Del resto, non solo le frustrazioni generano mostri: anche il successo. C’è chi, per oscuri sensi di colpa, conseguitolo, non può sopportarlo, e declina. Fu Sigmund Freud che, servendosi di Shakespeare e di Ibsen, mise a fuoco da par suo questa sindrome da autoscacco. Inevitabile, dunque, riferirsi ad Edipo. Anche sul matrimonio con la Lattes vi sarebbe da dire: quella di Tonolli mi vuole apparire come l’adorazione d’un figlio verso la madre.

Ma Tonolli, anche senza psicoanalisi, forse proprio grazie all’amatissima, ma anche tremendamente fragile moglie, si conobbe, e seppe saggiamente conciliarsi con se stesso. Non si atteggiò a vittima o ribelle: mai la maschera beethoveniana cui allude qualche testimone delle sue tarde esecuzioni, aderì davvero al suo volto mite. In cambio delle sue note perdute, io preferisco ricordarlo sorridere, incoraggiante e protettivo, ad un balbettante bambino del 1949.

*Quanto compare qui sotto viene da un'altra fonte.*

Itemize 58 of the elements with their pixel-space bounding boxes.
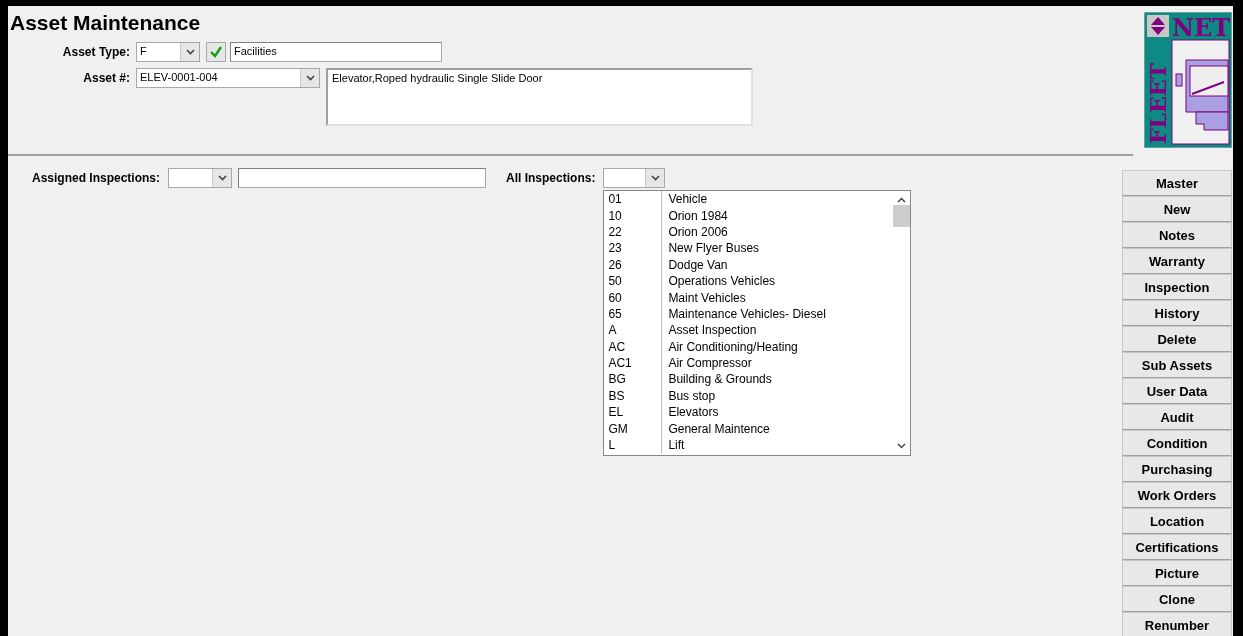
page-title: Asset Maintenance	[10, 10, 202, 36]
field-label: Assigned Inspections:	[32, 170, 161, 185]
list-option[interactable]: GM General Maintence	[604, 420, 893, 437]
field-label: Asset Type:	[61, 44, 130, 59]
nav-button[interactable]: Renumber	[1122, 612, 1232, 636]
list-option[interactable]: 26 Dodge Van	[604, 256, 893, 273]
list-option[interactable]: 23 New Flyer Buses	[604, 240, 893, 257]
chevron-down-icon	[217, 175, 227, 181]
list-option[interactable]: BG Building & Grounds	[604, 371, 893, 388]
inspection-combo[interactable]	[603, 168, 666, 188]
list-option[interactable]: L Lift	[604, 436, 893, 454]
list-option[interactable]: 65 Maintenance Vehicles- Diesel	[604, 305, 893, 323]
list-option[interactable]: A Asset Inspection	[604, 322, 893, 339]
nav-button[interactable]: Purchasing	[1122, 456, 1232, 482]
list-option[interactable]: 01 Vehicle	[604, 191, 893, 208]
scroll-down-icon[interactable]	[896, 443, 906, 449]
scroll-up-icon[interactable]	[896, 197, 906, 203]
list-option[interactable]: AC1 Air Compressor	[604, 354, 893, 372]
dropdown-button[interactable]	[645, 169, 665, 187]
inspection-combo[interactable]	[168, 168, 233, 188]
nav-button[interactable]: Condition	[1122, 430, 1232, 456]
fleet-net-logo: NET FLEET	[1144, 12, 1232, 148]
nav-button[interactable]: Sub Assets	[1122, 352, 1232, 378]
nav-button[interactable]: Master	[1122, 170, 1232, 196]
nav-button[interactable]: Picture	[1122, 560, 1232, 586]
list-option[interactable]: 60 Maint Vehicles	[604, 289, 893, 306]
scrollbar-thumb[interactable]	[892, 205, 910, 227]
chevron-down-icon	[650, 175, 660, 181]
nav-button[interactable]: History	[1122, 300, 1232, 326]
field-label: All Inspections:	[506, 170, 596, 185]
inspection-name-field[interactable]	[238, 168, 487, 188]
field-label: Asset #:	[82, 70, 130, 85]
list-option[interactable]: 10 Orion 1984	[604, 207, 893, 224]
nav-button[interactable]: New	[1122, 196, 1232, 222]
nav-button[interactable]: Notes	[1122, 222, 1232, 248]
list-option[interactable]: BS Bus stop	[604, 387, 893, 405]
nav-button[interactable]: Certifications	[1122, 534, 1232, 560]
list-option[interactable]: EL Elevators	[604, 404, 893, 421]
nav-button[interactable]: Clone	[1122, 586, 1232, 612]
chevron-down-icon	[305, 75, 315, 81]
nav-button[interactable]: Delete	[1122, 326, 1232, 352]
dropdown-button[interactable]	[212, 169, 232, 187]
nav-button[interactable]: Audit	[1122, 404, 1232, 430]
dropdown-button[interactable]	[180, 43, 199, 61]
chevron-down-icon	[185, 49, 195, 55]
nav-button[interactable]: User Data	[1122, 378, 1232, 404]
list-option[interactable]: 50 Operations Vehicles	[604, 272, 893, 290]
nav-button[interactable]: Work Orders	[1122, 482, 1232, 508]
asset-number-combo[interactable]: ELEV-0001-004	[136, 68, 320, 88]
asset-type-combo[interactable]: F	[136, 42, 200, 62]
nav-button[interactable]: Inspection	[1122, 274, 1232, 300]
list-option[interactable]: AC Air Conditioning/Heating	[604, 338, 893, 355]
dropdown-button[interactable]	[300, 69, 319, 87]
nav-button[interactable]: Warranty	[1122, 248, 1232, 274]
list-option[interactable]: 22 Orion 2006	[604, 223, 893, 241]
description-field[interactable]: Elevator,Roped hydraulic Single Slide Door	[326, 68, 753, 126]
asset-type-name-field[interactable]: Facilities	[230, 42, 442, 62]
nav-button[interactable]: Location	[1122, 508, 1232, 534]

Alla fine, su quella figuretta dickensiana, si sono proiettate ombre e luci gaddiane di figlio tormentato, di marito adorante, di esecutore ansioso (del cattolico non saprei dire). Vorrei ricordare, per un atto di giustizia, che in guerra egli, considerato disertore e traditore dall’impero austriaco, non accettò la via che gli veniva offerta dai Comandi italiani, di servire la patria nelle retrovie: consapevole che se fosse caduto prigioniero e riconosciuto l’attendeva la forca, pure volle l’onore della prima linea. Più volte, al pianista di squisita eleganza, mentre scrivevo queste righe, si è sovrapposta, trasformata quasi in un impossibile ricordo, la sua ombra, fra gli spari e le grida, là, sul tozzo crinale, tra il Freikofel e il Pal grande, sopra il passo di Monte Croce Comelico, una notte di tormenta, quando, alla testa della propria compagnia, il gentile Tiberio, col nome di battaglia di Carlo Rubini, respinse a piè fermo l’ attacco in forze del nemico.